- primal constraints: \(f_i(x)\leq 0, i=1,\cdots,m, \; h_i(x) = 0, i=1,\cdots,p\)
- dual constraints: \(\lambda\succeq 0\)
- complementary slackness: \(\lambda_i f_i(x) = 0, i=1,\cdots,m \)
- gradient of Lagrangian with respect to \(x\) vanishes:
\[\nabla f_0(x) + \sum_{i=1}^m \lambda_i \nabla f_i(x) + \sum_{i=1}^p \nu_i\nabla h_i(x) = 0\]
For convex problems
Key: When the primal problem is convex, the KKT conditions are also sufficient for points to be primal and dual optimal.
If \(\tilde{x},\tilde{\lambda},\tilde{\nu}\) satisfy KKT for a convex problem (i.e. \(f_i\) convex, \(h_i\) affine). Then they are optimal, with zero duality gap:
- from complementary slackness: \(f_0(\tilde{x})=L(\tilde{x},\tilde{\lambda},\tilde{\nu})\)
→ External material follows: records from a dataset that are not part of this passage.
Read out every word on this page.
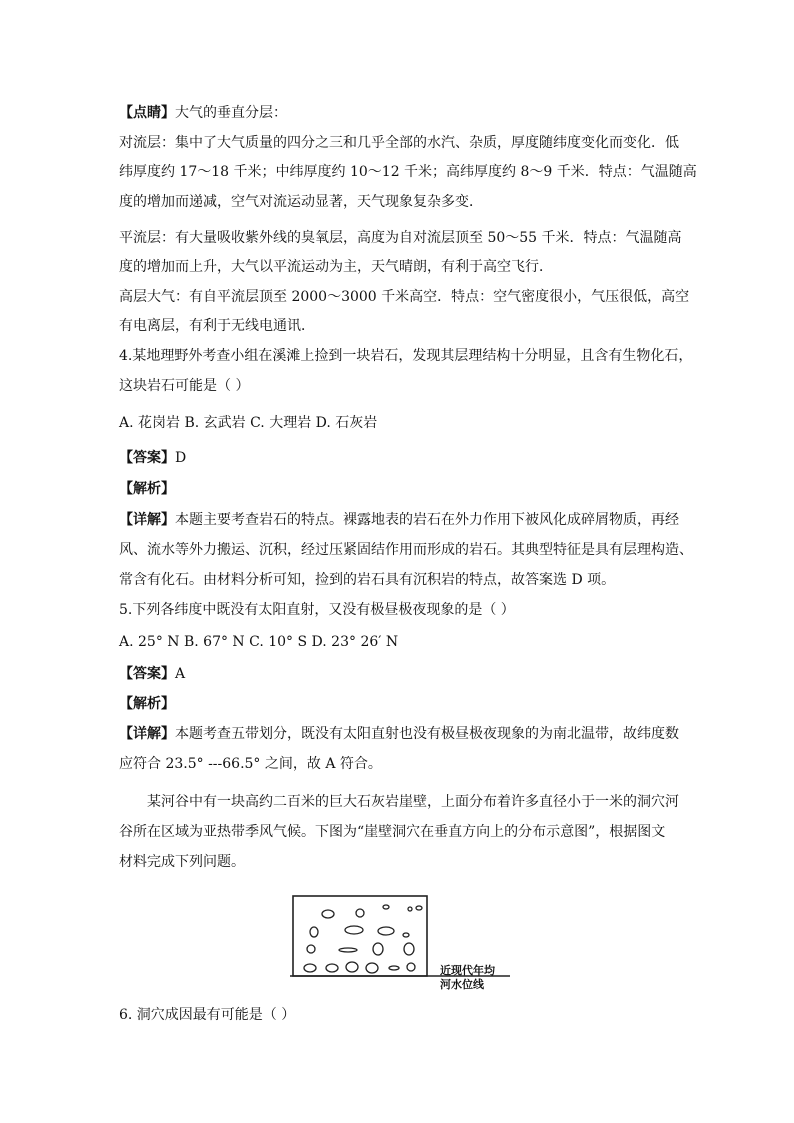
【点睛】大气的垂直分层：
对流层：集中了大气质量的四分之三和几乎全部的水汽、杂质，厚度随纬度变化而变化．低
纬厚度约 17～18 千米；中纬厚度约 10～12 千米；高纬厚度约 8～9 千米．特点：气温随高
度的增加而递减，空气对流运动显著，天气现象复杂多变．
平流层：有大量吸收紫外线的臭氧层，高度为自对流层顶至 50～55 千米．特点：气温随高
度的增加而上升，大气以平流运动为主，天气晴朗，有利于高空飞行．
高层大气：有自平流层顶至 2000～3000 千米高空．特点：空气密度很小，气压很低，高空
有电离层，有利于无线电通讯．
4.某地理野外考查小组在溪滩上捡到一块岩石，发现其层理结构十分明显，且含有生物化石，
这块岩石可能是（ ）
A. 花岗岩 B. 玄武岩 C. 大理岩 D. 石灰岩
【答案】D
【解析】
【详解】本题主要考查岩石的特点。裸露地表的岩石在外力作用下被风化成碎屑物质，再经
风、流水等外力搬运、沉积，经过压紧固结作用而形成的岩石。其典型特征是具有层理构造、
常含有化石。由材料分析可知，捡到的岩石具有沉积岩的特点，故答案选 D 项。
5.下列各纬度中既没有太阳直射，又没有极昼极夜现象的是（ ）
A. 25° N B. 67° N C. 10° S D. 23° 26′ N
【答案】A
【解析】
【详解】本题考查五带划分，既没有太阳直射也没有极昼极夜现象的为南北温带，故纬度数
应符合 23.5° ---66.5° 之间，故 A 符合。
某河谷中有一块高约二百米的巨大石灰岩崖壁，上面分布着许多直径小于一米的洞穴河
谷所在区域为亚热带季风气候。下图为“崖壁洞穴在垂直方向上的分布示意图”，根据图文
材料完成下列问题。
6. 洞穴成因最有可能是（ ）
近现代年均
河水位线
- from 4th condition (and convexity): \(g(\tilde{x},\tilde{\lambda},\tilde{\nu}) =L(\tilde{x},\tilde{\lambda},\tilde{\nu})\)
hence, \(f_0(\tilde{x}) = g(\tilde{x},\tilde{\lambda},\tilde{\nu})\)
If Slater's condition is satisfied:
\(x\) is optimal iff there exist \(\lambda,\nu\) that satisfy KKT conditions
- Slater implies strong duality, therefore dual optimum is attained
- generalizes optimality condition \(\nabla f_0(x) = 0\) for unconstrained problem
Key: Many algorithms for convex optimization are conceived as methods for solving the KKT conditions.